My friends in that foundation know I’m vegetarian, so they just give me Eid al-Adha coupons to share with others, but they always have a special treat for me of Noah’s porridge every Ashure, another feast day marking Noah’s ark finding safe ground at the end of the great flood. The legend is that Noah’s family gathered what was left of their food provisions to make the porridge.
There are many versions of the porridge, but they always exclude animal products, using instead seeds, grains, fruits with sugar and herbs. Some of my Muslim friends interpret the porridge’s ingredients as a symbol of nonviolence, since no animals are killed.
As with the Buddhist porridge, Noah’s porridge is prepared communally, in large quantities to be shared out.
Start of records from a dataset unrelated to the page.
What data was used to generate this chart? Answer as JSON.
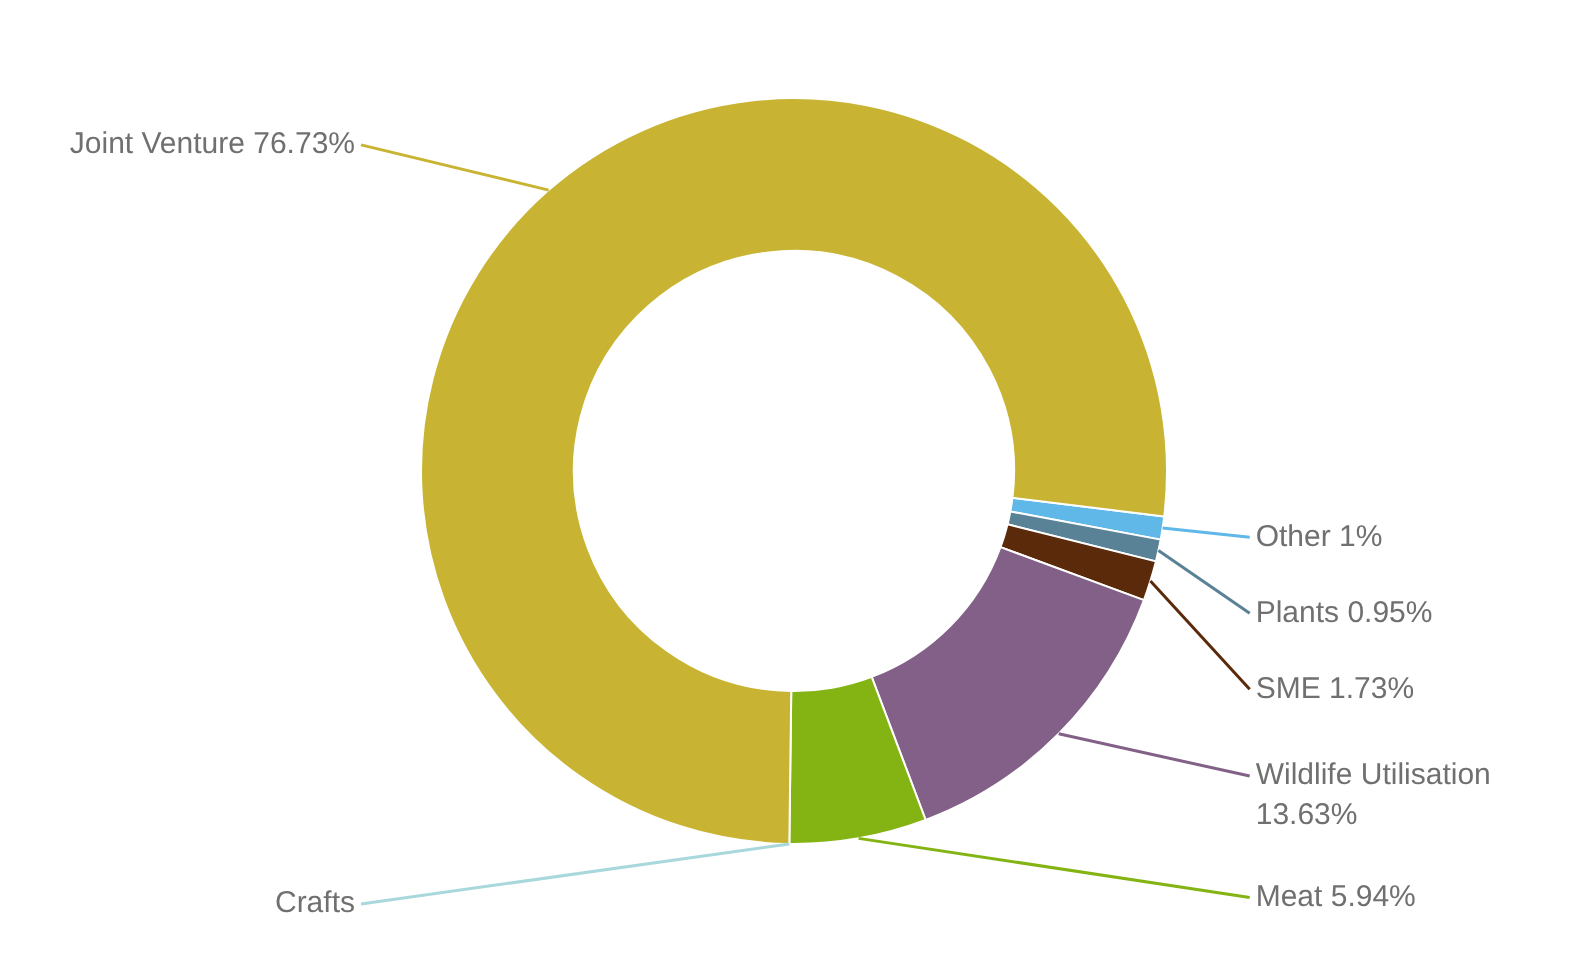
{
  "chart_data": {
    "type": "donut",
    "categories": [
      "Other",
      "Plants",
      "SME",
      "Wildlife Utilisation",
      "Meat",
      "Crafts",
      "Joint Venture"
    ],
    "values": [
      1,
      0.95,
      1.73,
      13.63,
      5.94,
      null,
      76.73
    ],
    "colors": [
      "#5fb8e8",
      "#5a8296",
      "#5a2a0a",
      "#836087",
      "#84b414",
      "#a8d8dc",
      "#c8b432"
    ],
    "value_labels": [
      "1%",
      "0.95%",
      "1.73%",
      "13.63%",
      "5.94%",
      null,
      "76.73%"
    ],
    "legend": false
  }
}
I thought about the biblical parable where five loaves of bread and two fish ended up feeding a multitude of 5,000, the meager rations somehow multiplying so there was enough for everyone. I like mentioning that parable whenever I agree to take on some difficult challenge, as when UP Diliman had to accept more than 200 students from UP in Tacloban after the disastrous “Yolanda.”
Maybe we need a Christian version of the Buddhist and Muslim feasts, where a special symbolic dish is prepared and shared out. It could be named after that feeding of the multitude, and could come at the tail end of the Christmas holidays, when we tend to have much too much unconsumed food. In the spirit of today’s ecological movements, it could be like Noah’s porridge, with no meat and animal products.